Common Examples - Cumulative

Last 30 days rolling revenue

TIME_METRIC(order_lines.revenue, date_range_start = orders.close_date - interval '30 days', date_range_end => orders.close_date)

This metric uses the inteval function to define where to accumulate from, using the expression orders.close_date - interval '30 days' to start 30 days before the date an event date

Note this is a daily metric (each day has a different value) but uses a window to accumulate.

Last 30 days rolling revenue, yesterday

TIME_METRIC(order_lines.revenue, date_range_start = orders.close_date - interval '30 days', date_range_end => orders.close_date, offset = '1 day')

The 1 day offset is applied to both date_range_start and date_range_end

Month-to-date (MTD) revenue

TIME_METRIC(order_lines.revenue, date_range_start => DATE_TRUNC('month', orders.close_date), date_range_end => orders.close_date)
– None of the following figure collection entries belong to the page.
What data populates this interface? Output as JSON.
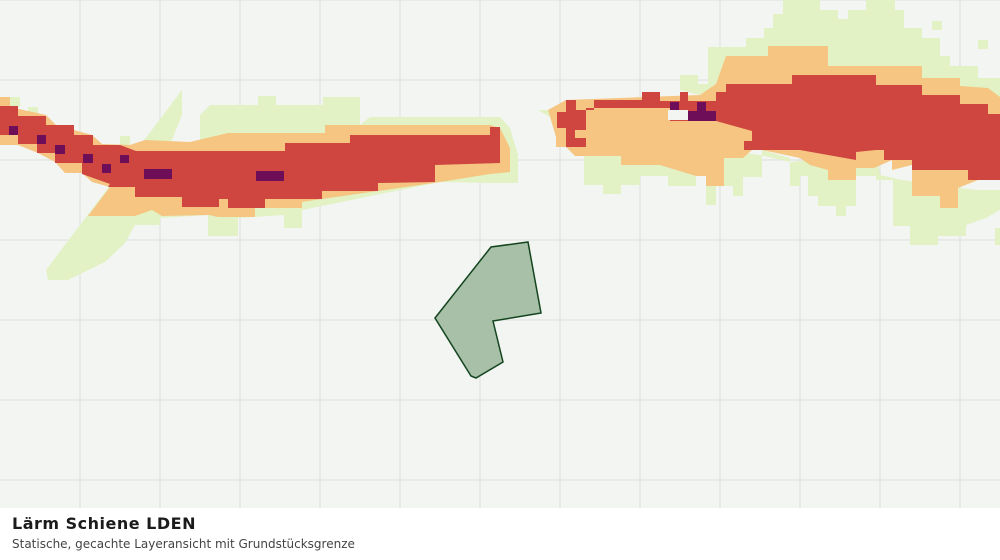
{
  "title": "Lärm Schiene LDEN",
  "subtitle": "Statische, gecachte Layeransicht mit Grundstücksgrenze"
}
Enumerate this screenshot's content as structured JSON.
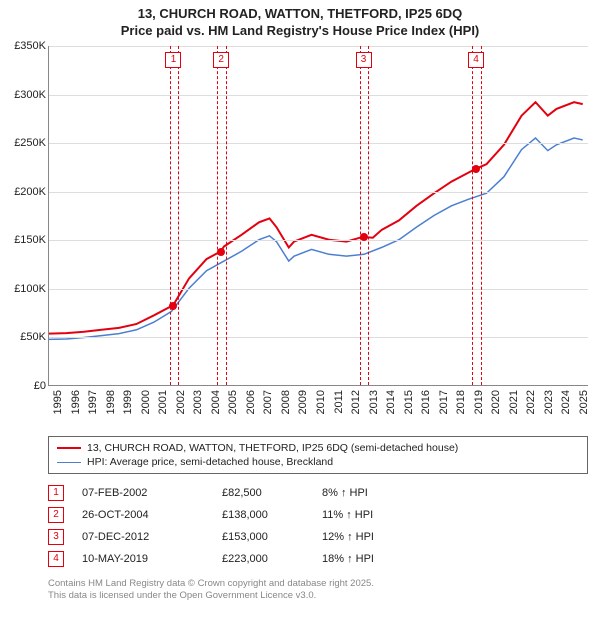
{
  "title_line1": "13, CHURCH ROAD, WATTON, THETFORD, IP25 6DQ",
  "title_line2": "Price paid vs. HM Land Registry's House Price Index (HPI)",
  "chart": {
    "type": "line",
    "background_color": "#ffffff",
    "grid_color": "#dddddd",
    "axis_color": "#888888",
    "tick_fontsize": 11,
    "x": {
      "min": 1995,
      "max": 2025.8,
      "ticks": [
        1995,
        1996,
        1997,
        1998,
        1999,
        2000,
        2001,
        2002,
        2003,
        2004,
        2005,
        2006,
        2007,
        2008,
        2009,
        2010,
        2011,
        2012,
        2013,
        2014,
        2015,
        2016,
        2017,
        2018,
        2019,
        2020,
        2021,
        2022,
        2023,
        2024,
        2025
      ]
    },
    "y": {
      "min": 0,
      "max": 350000,
      "step": 50000,
      "ticks": [
        {
          "v": 0,
          "label": "£0"
        },
        {
          "v": 50000,
          "label": "£50K"
        },
        {
          "v": 100000,
          "label": "£100K"
        },
        {
          "v": 150000,
          "label": "£150K"
        },
        {
          "v": 200000,
          "label": "£200K"
        },
        {
          "v": 250000,
          "label": "£250K"
        },
        {
          "v": 300000,
          "label": "£300K"
        },
        {
          "v": 350000,
          "label": "£350K"
        }
      ]
    },
    "series": [
      {
        "name": "price-paid",
        "label": "13, CHURCH ROAD, WATTON, THETFORD, IP25 6DQ (semi-detached house)",
        "color": "#e3000f",
        "width": 2,
        "points": [
          [
            1995,
            53000
          ],
          [
            1996,
            53500
          ],
          [
            1997,
            55000
          ],
          [
            1998,
            57000
          ],
          [
            1999,
            59000
          ],
          [
            2000,
            63000
          ],
          [
            2001,
            72000
          ],
          [
            2002.1,
            82500
          ],
          [
            2003,
            110000
          ],
          [
            2004,
            130000
          ],
          [
            2004.82,
            138000
          ],
          [
            2005,
            143000
          ],
          [
            2006,
            155000
          ],
          [
            2007,
            168000
          ],
          [
            2007.6,
            172000
          ],
          [
            2008,
            163000
          ],
          [
            2008.7,
            142000
          ],
          [
            2009,
            148000
          ],
          [
            2010,
            155000
          ],
          [
            2011,
            150000
          ],
          [
            2012,
            148000
          ],
          [
            2012.94,
            153000
          ],
          [
            2013.5,
            152000
          ],
          [
            2014,
            160000
          ],
          [
            2015,
            170000
          ],
          [
            2016,
            185000
          ],
          [
            2017,
            198000
          ],
          [
            2018,
            210000
          ],
          [
            2019.36,
            223000
          ],
          [
            2020,
            228000
          ],
          [
            2021,
            248000
          ],
          [
            2022,
            278000
          ],
          [
            2022.8,
            292000
          ],
          [
            2023.5,
            278000
          ],
          [
            2024,
            285000
          ],
          [
            2025,
            292000
          ],
          [
            2025.5,
            290000
          ]
        ]
      },
      {
        "name": "hpi",
        "label": "HPI: Average price, semi-detached house, Breckland",
        "color": "#4b7fcf",
        "width": 1.5,
        "points": [
          [
            1995,
            47000
          ],
          [
            1996,
            47500
          ],
          [
            1997,
            49000
          ],
          [
            1998,
            51000
          ],
          [
            1999,
            53000
          ],
          [
            2000,
            57000
          ],
          [
            2001,
            65000
          ],
          [
            2002,
            76000
          ],
          [
            2003,
            100000
          ],
          [
            2004,
            118000
          ],
          [
            2005,
            128000
          ],
          [
            2006,
            138000
          ],
          [
            2007,
            150000
          ],
          [
            2007.6,
            154000
          ],
          [
            2008,
            148000
          ],
          [
            2008.7,
            128000
          ],
          [
            2009,
            133000
          ],
          [
            2010,
            140000
          ],
          [
            2011,
            135000
          ],
          [
            2012,
            133000
          ],
          [
            2013,
            135000
          ],
          [
            2014,
            142000
          ],
          [
            2015,
            150000
          ],
          [
            2016,
            163000
          ],
          [
            2017,
            175000
          ],
          [
            2018,
            185000
          ],
          [
            2019,
            192000
          ],
          [
            2020,
            198000
          ],
          [
            2021,
            215000
          ],
          [
            2022,
            243000
          ],
          [
            2022.8,
            255000
          ],
          [
            2023.5,
            242000
          ],
          [
            2024,
            248000
          ],
          [
            2025,
            255000
          ],
          [
            2025.5,
            253000
          ]
        ]
      }
    ],
    "markers": {
      "color": "#e3000f",
      "radius": 4,
      "points": [
        {
          "n": 1,
          "x": 2002.1,
          "y": 82500
        },
        {
          "n": 2,
          "x": 2004.82,
          "y": 138000
        },
        {
          "n": 3,
          "x": 2012.94,
          "y": 153000
        },
        {
          "n": 4,
          "x": 2019.36,
          "y": 223000
        }
      ]
    },
    "vbands": {
      "color": "#e3000f",
      "width_years": 0.45,
      "badge_border": "#e3000f",
      "badge_text_color": "#e3000f"
    }
  },
  "legend": {
    "border_color": "#666666",
    "fontsize": 10.5
  },
  "transactions": [
    {
      "n": "1",
      "date": "07-FEB-2002",
      "price": "£82,500",
      "diff": "8% ↑ HPI"
    },
    {
      "n": "2",
      "date": "26-OCT-2004",
      "price": "£138,000",
      "diff": "11% ↑ HPI"
    },
    {
      "n": "3",
      "date": "07-DEC-2012",
      "price": "£153,000",
      "diff": "12% ↑ HPI"
    },
    {
      "n": "4",
      "date": "10-MAY-2019",
      "price": "£223,000",
      "diff": "18% ↑ HPI"
    }
  ],
  "footer_line1": "Contains HM Land Registry data © Crown copyright and database right 2025.",
  "footer_line2": "This data is licensed under the Open Government Licence v3.0.",
  "footer_color": "#888888"
}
This metric uses the DATE_TRUNC function to define where to accumulate from, using the expression DATE_TRUNC('month', orders.close_date) to start at beginning of a month

Year-to-date (YTD) revenue

TIME_METRIC(order_lines.revenue, date_range_start => DATE_TRUNC('year', orders.close_date), date_range_end => orders.close_date)

This metric uses the DATE_TRUNC function to define where to accumulate from, using the expression DATE_TRUNC('year', orders.close_date) to start at beginning of a year

Monthly open deals

TIME_METRIC(deals.count, grain => month, date_range_start => deals.create_date, date_range_end => deals.close_date)

This metric uses a range of dates between the deal creation and the deal closing, to calculate the number of open deals during each month.